Rabu, Februari 17, 2016

Identitas Kita dalam Angka-Angka

        Kata William Shakespeare, seorangpujangga besar Inggeris, apalah arti sebuah nama. Kalimat ini masih menjadi perdebatan panjang sampai sekarang. Ada yang tetap memandang perlunya nama yang indah, sebagian lagi mengatakan nama apa pun, yang penting adalah tindakan (manusia)nya.
Nama adalah perwujudan doa, alasan bagi pihak yang memandang perlunya sebuah nama yang indah. Sedang yang memandang nama hanyalah pembeda manusia beralasan, buat apa nama seperti nama malaikat tapi kelakuannya seperti ahli neraka.

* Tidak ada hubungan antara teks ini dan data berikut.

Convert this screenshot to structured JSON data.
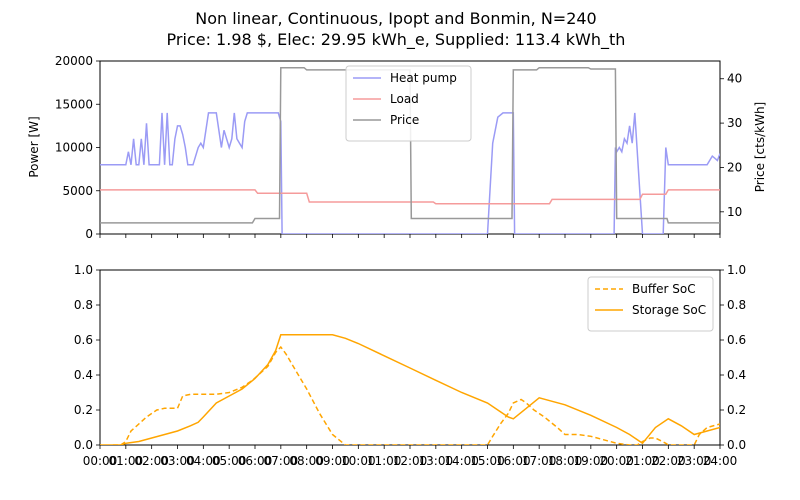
{
  "title_line1": "Non linear, Continuous, Ipopt and Bonmin, N=240",
  "title_line2": "Price: 1.98 $, Elec: 29.95 kWh_e, Supplied: 113.4 kWh_th",
  "x_tick_labels": [
    "00:00",
    "01:00",
    "02:00",
    "03:00",
    "04:00",
    "05:00",
    "06:00",
    "07:00",
    "08:00",
    "09:00",
    "10:00",
    "11:00",
    "12:00",
    "13:00",
    "14:00",
    "15:00",
    "16:00",
    "17:00",
    "18:00",
    "19:00",
    "20:00",
    "21:00",
    "22:00",
    "23:00",
    "24:00"
  ],
  "colors": {
    "heat_pump": "#9b9bf5",
    "load": "#f59b9b",
    "price": "#999999",
    "soc": "#ffa500"
  },
  "chart_data": [
    {
      "type": "line",
      "ylabel": "Power [W]",
      "ylim": [
        0,
        20000
      ],
      "yticks": [
        0,
        5000,
        10000,
        15000,
        20000
      ],
      "y2label": "Price [cts/kWh]",
      "y2lim": [
        5,
        44
      ],
      "y2ticks": [
        10,
        20,
        30,
        40
      ],
      "xlim": [
        0,
        24
      ],
      "legend": "top-center",
      "series": [
        {
          "name": "Heat pump",
          "axis": "left",
          "color": "#9b9bf5",
          "x": [
            0,
            1.0,
            1.1,
            1.2,
            1.3,
            1.4,
            1.5,
            1.6,
            1.7,
            1.8,
            1.9,
            2.0,
            2.1,
            2.2,
            2.3,
            2.4,
            2.5,
            2.6,
            2.7,
            2.8,
            2.9,
            3.0,
            3.1,
            3.2,
            3.3,
            3.4,
            3.5,
            3.6,
            3.8,
            3.9,
            4.0,
            4.2,
            4.5,
            4.7,
            4.8,
            5.0,
            5.1,
            5.2,
            5.3,
            5.4,
            5.5,
            5.6,
            5.7,
            5.8,
            6.0,
            6.1,
            6.5,
            6.9,
            7.0,
            7.05,
            9.0,
            15.0,
            15.2,
            15.4,
            15.6,
            16.0,
            16.05,
            19.9,
            19.95,
            20.0,
            20.1,
            20.2,
            20.3,
            20.4,
            20.5,
            20.6,
            20.7,
            21.0,
            21.1,
            21.5,
            21.8,
            21.9,
            22.0,
            22.1,
            22.5,
            22.9,
            23.0,
            23.2,
            23.5,
            23.7,
            23.9,
            24.0
          ],
          "values": [
            8000,
            8000,
            9500,
            8000,
            11000,
            8000,
            8000,
            11000,
            8000,
            12800,
            8000,
            8000,
            8000,
            8000,
            8000,
            14000,
            8000,
            14000,
            8000,
            8000,
            11000,
            12500,
            12500,
            11500,
            10000,
            8000,
            8000,
            8000,
            10000,
            10500,
            10000,
            14000,
            14000,
            10000,
            12000,
            10000,
            11000,
            14000,
            11000,
            10500,
            10000,
            13000,
            14000,
            14000,
            14000,
            14000,
            14000,
            14000,
            13000,
            0,
            0,
            0,
            10500,
            13500,
            14000,
            14000,
            0,
            0,
            10000,
            9500,
            10000,
            9500,
            11000,
            10500,
            12500,
            10500,
            14000,
            0,
            0,
            0,
            0,
            10000,
            8000,
            8000,
            8000,
            8000,
            8000,
            8000,
            8000,
            9000,
            8500,
            9300
          ]
        },
        {
          "name": "Load",
          "axis": "left",
          "color": "#f59b9b",
          "x": [
            0,
            6.0,
            6.1,
            8.0,
            8.1,
            12.9,
            13.0,
            17.4,
            17.5,
            20.9,
            21.0,
            21.9,
            22.0,
            24.0
          ],
          "values": [
            5100,
            5100,
            4700,
            4700,
            3700,
            3700,
            3500,
            3500,
            4000,
            4000,
            4600,
            4600,
            5100,
            5100
          ]
        },
        {
          "name": "Price",
          "axis": "right",
          "color": "#999999",
          "x": [
            0,
            5.9,
            6.0,
            6.95,
            7.0,
            7.9,
            8.0,
            12.0,
            12.05,
            12.9,
            13.0,
            15.95,
            16.0,
            16.9,
            17.0,
            18.9,
            19.0,
            19.95,
            20.0,
            21.95,
            22.0,
            24.0
          ],
          "values": [
            7.5,
            7.5,
            8.5,
            8.5,
            42.5,
            42.5,
            42.0,
            42.0,
            8.5,
            8.5,
            8.5,
            8.5,
            42.0,
            42.0,
            42.5,
            42.5,
            42.2,
            42.2,
            8.5,
            8.5,
            7.5,
            7.5
          ]
        }
      ]
    },
    {
      "type": "line",
      "ylim": [
        0,
        1.0
      ],
      "yticks": [
        0.0,
        0.2,
        0.4,
        0.6,
        0.8,
        1.0
      ],
      "y2ticks": [
        0.0,
        0.2,
        0.4,
        0.6,
        0.8,
        1.0
      ],
      "xlim": [
        0,
        24
      ],
      "legend": "top-right",
      "series": [
        {
          "name": "Buffer SoC",
          "style": "dashed",
          "color": "#ffa500",
          "x": [
            0.5,
            0.8,
            1.0,
            1.2,
            1.5,
            1.8,
            2.2,
            2.5,
            2.8,
            3.0,
            3.2,
            3.5,
            3.9,
            4.0,
            4.5,
            5.0,
            5.5,
            5.9,
            6.5,
            6.8,
            7.0,
            7.2,
            7.6,
            8.0,
            8.5,
            9.0,
            9.5,
            15.0,
            15.2,
            15.5,
            15.8,
            16.0,
            16.3,
            16.5,
            16.8,
            17.2,
            17.7,
            18.0,
            18.5,
            19.0,
            19.5,
            20.0,
            20.5,
            20.8,
            21.0,
            21.3,
            21.5,
            21.9,
            22.0,
            23.0,
            23.2,
            23.5,
            24.0
          ],
          "values": [
            0.0,
            0.0,
            0.02,
            0.08,
            0.12,
            0.16,
            0.2,
            0.21,
            0.21,
            0.21,
            0.28,
            0.29,
            0.29,
            0.29,
            0.29,
            0.3,
            0.33,
            0.37,
            0.45,
            0.53,
            0.56,
            0.52,
            0.42,
            0.32,
            0.18,
            0.06,
            0.0,
            0.0,
            0.05,
            0.12,
            0.18,
            0.24,
            0.26,
            0.24,
            0.2,
            0.16,
            0.1,
            0.06,
            0.06,
            0.05,
            0.03,
            0.01,
            0.0,
            0.0,
            0.02,
            0.04,
            0.04,
            0.01,
            0.0,
            0.0,
            0.06,
            0.1,
            0.12
          ]
        },
        {
          "name": "Storage SoC",
          "style": "solid",
          "color": "#ffa500",
          "x": [
            0,
            0.8,
            1.0,
            1.5,
            2.0,
            2.5,
            3.0,
            3.5,
            3.8,
            4.0,
            4.5,
            5.0,
            5.5,
            6.0,
            6.5,
            6.8,
            7.0,
            8.0,
            9.0,
            9.5,
            10.0,
            11.0,
            12.0,
            13.0,
            14.0,
            15.0,
            15.5,
            15.8,
            16.0,
            16.5,
            17.0,
            17.5,
            18.0,
            19.0,
            20.0,
            20.5,
            21.0,
            21.5,
            22.0,
            22.5,
            23.0,
            23.5,
            24.0
          ],
          "values": [
            0.0,
            0.0,
            0.01,
            0.02,
            0.04,
            0.06,
            0.08,
            0.11,
            0.13,
            0.16,
            0.24,
            0.28,
            0.32,
            0.38,
            0.46,
            0.54,
            0.63,
            0.63,
            0.63,
            0.61,
            0.58,
            0.51,
            0.44,
            0.37,
            0.3,
            0.24,
            0.19,
            0.16,
            0.15,
            0.21,
            0.27,
            0.25,
            0.23,
            0.17,
            0.1,
            0.06,
            0.01,
            0.1,
            0.15,
            0.11,
            0.06,
            0.08,
            0.1
          ]
        }
      ]
    }
  ]
}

Kalau anda tanya saya, apalah perlu sebuah nama? Saya akan menjawab, nama memang perlu tapi sekarang sudah tidak terlalu diperlukan. Sekarang, nama sudah menjelma menjadi kombinasi angka-angka yang saya yakin tidak akan ada duanya. Mau bukti?

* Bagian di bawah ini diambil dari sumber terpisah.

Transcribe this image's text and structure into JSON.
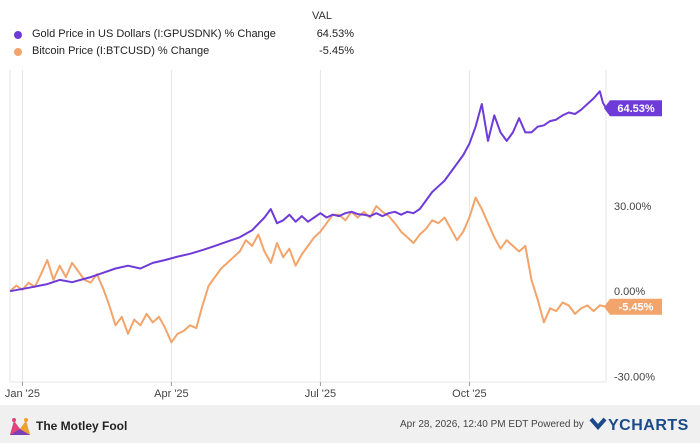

Anda boleh cari nama yang sama atau mirip dengan nama anda. Saya berani bertaruh, ada ribuan atau malah jutaan manusia di dunia ini yang bernama Muhammad, Abdullah atau John. Untuk anda yang ada di Jawa, akan menemukan ribuan nama Bambang, Joko, Yanto ataupun Siti dan Sri.
Untuk anda yang berdarah Bali, berapa orang yang bernama Made, Putut, Komang, Dewa ataupun Ayu dan Ni. Pasti anda akan temukan jumlahnya ribuan. Jumlah yang sama juga akan anda temukan bila mencari nama Hutagalung, Manurung ataupun Nainggolan. Nama, sangat bisa dan sangat memungkinkan sama atau mirip atau malah persis.
Kalau anda tidak percaya, saya punya buktinya. Cari saja seorang anak laki-laki di Jl. Jeruk III, Surabaya. Tiga suku kata namanya persis dengan 3 suku kata nama saya. Tanpa ada huruf yang berbeda termasuk ejaan Noor yang tidak lazim untuk penyebutan Nur. Anak kecil yang kini duduk di bangku SMP tersebut adalah anak dari sahabat saya semasa SMA.
Mulai Tahun 2016, selain orang dewasa dengan umur 17 tahun atau sudah menikah, anak-anak pun akan dilengkapi dengan sejenis Kartu Tanda Penduduk (KTP) walaupun dengan nama KIA (Kartu Identitas Anak). Ini sesuai dengan Permendagri Nomor 2 Tahun 2016.
Kartu Identitas Anak adalah identitas resmi anak sebagai bukti diri anak yang berusia kurang dari 17 tahun dan belum menikah yang diterbitkan oleh Dinas Kependudukan dan Pencatatan Sipil Kabupaten/Kota. Tujuannya, untuk meningkatkan pendataan, perlindungan dan pelayanan publik serta sebagai upaya memberikan perlindungan dan pemenuhan hak konstitusional warga negara.
Dalam Permendagri  tersebut, KIA akan terbagi dua jenis, yaitu untuk anak usia 0 sampai 5 tahun dan usia 5 tahun sampai 17 tahun. Setelah usia 17 tahun, tentu sang anak sudah berhak mengantongi KTP.
Sebagai nomor pembeda antara penduduk satu dengan penduduk lain, akan diberikan NIK (Nomor Induk Kependudukan). NIK adalah kombinasi angka-angka yang akan membedakan antara Bambang A dan Bambang B. NIK juga akan membedakan antara saya dan anak sahabat saya, walaupun nama kami persis secara ejaan dan lafalan.
Identitas sudah digantikan dengan kombinasi angka-angka juga terlihat dari nomor handphone kita. Saya berani bertaruh bila kita tidak akan menemukan 2 nomor handphone yang sama persis, tidak seperti nama berupa kombinasi huruf-huruf. Andai anak sahabat saya punya handphone, pasti nomornya akan berbeda dengan nomor handphone saya, walaupun nama kami persis secara ejaan dan lafalan.
Identitas lain tentang kombinasi angka yang juga menjadi pembeda dua individu adalah PIN (Personal Identity Number) BB (BlackBerry). Dari jutaan BB di dunia, tidak akan PIN yang sama persis. Andai anak sahabat saya punya BlackBerry, pasti PIN-nya akan berbeda dengan PIN BB saya, walaupun nama kami persis secara ejaan dan lafalan.
Jadi, bagaimana anda bisa membedakan antara saya dengan anak sahabat saya? Saya adalah Noor Arief Prasetyo dengan NIK 3578042202740011, PIN BB 5C560E**. Kalau Noor Arief Prasetyo yang rumahnya di Jl. Jeruk III, Surabaya, saya tidak tahu.